Velocity gradient (VG) decomposition into normal-strain, pure shear, solid-body-rotation tensors: new insights into turbulence VG dynamics

Velocity gradient tensor (VGT, $A_{ij}$) decomposition into symmetric ($S_{ij}$) and anti-symmetric ($W_{ij}$) tensors is unable to segregate the effect of shear present in both the “strain-rate” and “rotation-rate” tensors. In this study, an additive decomposition of VGT into normal strain-rate ($N_{ij}$), solid body rotation ($R_{ij}$) and pure shear ($H_{ij}$) tensors, is employed. In this decomposition, shear is clearly demarcated from pure rotation and pure normal strain effects.
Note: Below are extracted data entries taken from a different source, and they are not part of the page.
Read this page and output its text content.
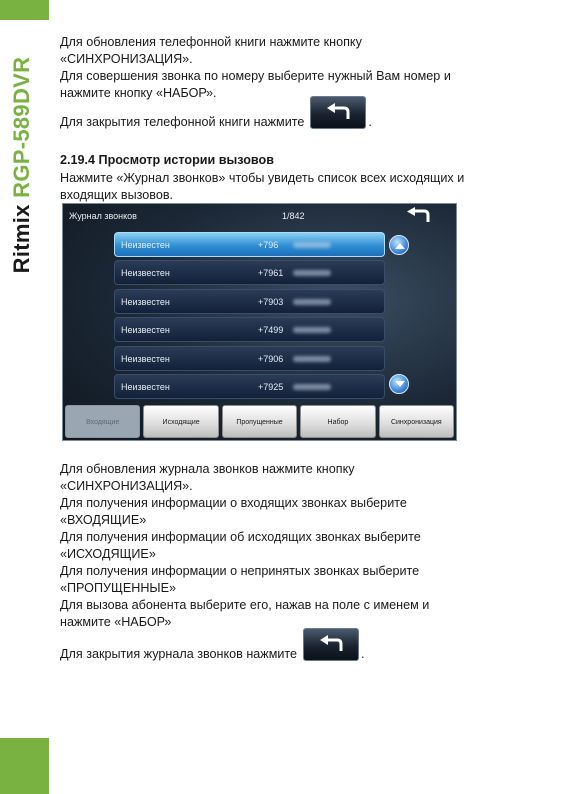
Ritmix RGP-589DVR
Для обновления телефонной книги нажмите кнопку
«СИНХРОНИЗАЦИЯ».
Для совершения звонка по номеру выберите нужный Вам номер и
нажмите кнопку «НАБОР».
Для закрытия телефонной книги нажмите	.
2.19.4 Просмотр истории вызовов
Нажмите «Журнал звонков» чтобы увидеть список всех исходящих и
входящих вызовов.
Журнал звонков	1/842
Неизвестен	+796
Неизвестен	+7961
Неизвестен	+7903
Неизвестен	+7499
Неизвестен	+7906
Неизвестен	+7925
Входящие	Исходящие	Пропущенные	Набор	Синхронизация
Для обновления журнала звонков нажмите кнопку
«СИНХРОНИЗАЦИЯ».
Для получения информации о входящих звонках выберите
«ВХОДЯЩИЕ»
Для получения информации об исходящих звонках выберите
«ИСХОДЯЩИЕ»
Для получения информации о непринятых звонках выберите
«ПРОПУЩЕННЫЕ»
Для вызова абонента выберите его, нажав на поле с именем и
нажмите «НАБОР»
Для закрытия журнала звонков нажмите	.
Then, we use direct numerical simulation data of incompressible forced isotropic turbulence in Taylor Reynolds number range $Re_\lambda \in (200-600)$, to examine statistical and dynamical aspects of velocity gradient dynamics. We investigate (i) the probability distribution of the magnitude (Frobenius-norm) of these pure strain, pure shear and solid-body rotation tensors; (ii) the preferential alignment of the axis of solid-body rotation with the normal strain-rate eigenvectors; (iii) the conditional statistics of different VG processes as a function of these tensors; and (iv) intermittency phenomenon. The study develops unique and novel insights into turbulence processes which are not evident from previous VGT decompositions.